Figure 5 shows the results of the precision values of the three different methods. It can be observed that in the case of Decision Tree Classifier using the Actual dataset, the precision values have been decreasing across different classes. While in the case of the Decision Tree Classifier using the SMOTED dataset and coded Reduced rules method the precision values have been slightly differing across all the classes. The precision value in case of Mild is topped by the Actual dataset, whereas in the case of Severe class the proposed Reduced rules-based method has given high result. While in case of Moderate class the Decision Tree Classifier using SMOTED dataset has topped.

As far as Accuracy is concerned, Fig. 6 shows that the accuracy has been improved in case of the Decision Tree Classifier using SMOTE dataset compared to Actual dataset and reduced rule dataset. The Reduced rules-based method has ranked second compared to the Decision Tree Classifier using SMOTE dataset. This may be due to the loss of information due to the reduction in the rules.

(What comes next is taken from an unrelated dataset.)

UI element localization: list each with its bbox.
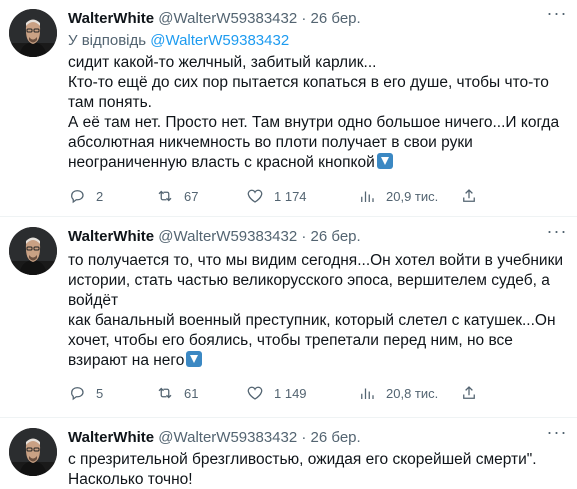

This significant improvement in Accuracy, Recall and Precision of the Decision Tree Classifier using SMOTE data and Reduced rules method can be attributed to the unbalanced nature of the dataset.

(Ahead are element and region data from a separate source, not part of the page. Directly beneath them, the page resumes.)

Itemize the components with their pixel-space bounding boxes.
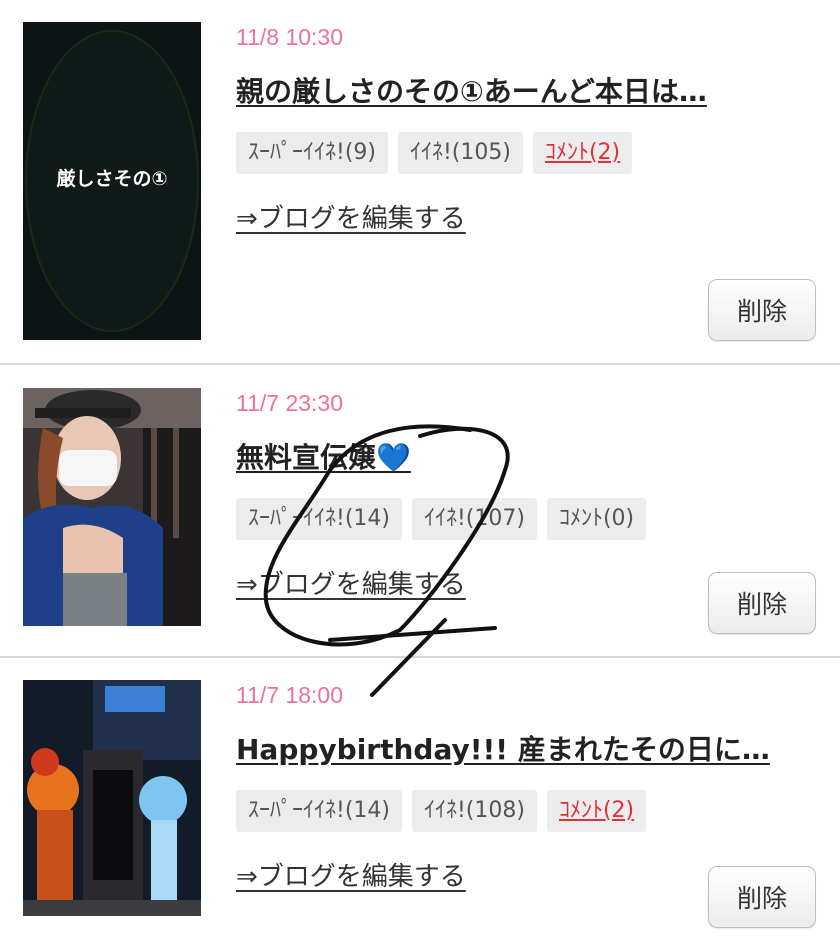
- edit-blog-link[interactable]: ⇒ブログを編集する: [236, 856, 466, 893]
- super-like-tag: ｽｰﾊﾟｰｲｲﾈ!(9): [236, 132, 388, 174]
- entry-thumbnail[interactable]: [23, 388, 201, 626]
- thumbnail-caption: 厳しさその①: [56, 168, 168, 190]
- entry-thumbnail[interactable]: [23, 680, 201, 916]
- entry-title-link[interactable]: Happybirthday!!! 産まれたその日に…: [236, 728, 770, 768]
- reaction-tags: ｽｰﾊﾟｰｲｲﾈ!(14) ｲｲﾈ!(108) ｺﾒﾝﾄ(2): [236, 790, 647, 832]
- divider: [0, 363, 840, 365]
- blue-heart-emoji: 💙: [376, 441, 411, 474]
- entry-date: 11/7 18:00: [236, 682, 344, 708]
- blog-entry-3: 11/7 18:00 Happybirthday!!! 産まれたその日に… ｽｰ…: [0, 658, 840, 946]
- entry-title-link[interactable]: 親の厳しさのその①あーんど本日は…: [236, 70, 707, 110]
- entry-date: 11/8 10:30: [236, 24, 344, 50]
- comment-link[interactable]: ｺﾒﾝﾄ(2): [532, 132, 633, 174]
- like-tag: ｲｲﾈ!(107): [411, 498, 537, 540]
- blog-entry-2: 11/7 23:30 無料宣伝嬢💙 ｽｰﾊﾟｰｲｲﾈ!(14) ｲｲﾈ!(107…: [0, 366, 840, 656]
- comment-link[interactable]: ｺﾒﾝﾄ(2): [546, 790, 647, 832]
- like-tag: ｲｲﾈ!(105): [397, 132, 523, 174]
- comment-count: ｺﾒﾝﾄ(0): [546, 498, 647, 540]
- super-like-tag: ｽｰﾊﾟｰｲｲﾈ!(14): [236, 790, 402, 832]
- entry-thumbnail[interactable]: 厳しさその①: [23, 22, 201, 340]
- super-like-tag: ｽｰﾊﾟｰｲｲﾈ!(14): [236, 498, 402, 540]
- reaction-tags: ｽｰﾊﾟｰｲｲﾈ!(9) ｲｲﾈ!(105) ｺﾒﾝﾄ(2): [236, 132, 633, 174]
- like-tag: ｲｲﾈ!(108): [411, 790, 537, 832]
- blog-entry-1: 厳しさその① 11/8 10:30 親の厳しさのその①あーんど本日は… ｽｰﾊﾟ…: [0, 0, 840, 364]
- delete-button[interactable]: 削除: [708, 572, 816, 634]
- reaction-tags: ｽｰﾊﾟｰｲｲﾈ!(14) ｲｲﾈ!(107) ｺﾒﾝﾄ(0): [236, 498, 647, 540]
- edit-blog-link[interactable]: ⇒ブログを編集する: [236, 198, 466, 235]
- entry-title-link[interactable]: 無料宣伝嬢💙: [236, 436, 411, 476]
- entry-date: 11/7 23:30: [236, 390, 344, 416]
- delete-button[interactable]: 削除: [708, 866, 816, 928]
- delete-button[interactable]: 削除: [708, 279, 816, 341]
- edit-blog-link[interactable]: ⇒ブログを編集する: [236, 564, 466, 601]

Since recall is an important parameter which helps in identifying the target class, it is significant to get a high recall which can classify any given test sample more confidently. Hence, as the Reduced rules-based method has given highest Recall for the Mild and Severe class, it helps in detecting the presence of Anemia at the early stages there by helping the medical fraternity. The use of reduced decision rules would come handy for the medical practitioners in detecting the Mild class Anemia and thereby giving suitable medication for delaying from further deterioration. This is the novel contribution of this work.

6 Conclusion and Direction for Future Work

Anemia detection is one of the challenging issues in current scenario. To address this issue, we have taken Anemia dataset from India. Due to the unbalanced nature of the dataset, we have used SMOTE technique to balance the classes. Decision Tree Classifier and Reduced rule-based method has been used to detect the presence of Anemia from a given dataset. The Reduced rule-based method was able to achieve significant results, especially in the case of Mild class compared to the Decision Tree Classifier using Actual dataset and SMOTE dataset. Due to the smaller number of rules given by reduced rule-based method, it can also be used as handy tool for detection of Anemia. As a future work deep learning algorithm can be used to anemia classifying and optimization-based methods may be used for rules reduction.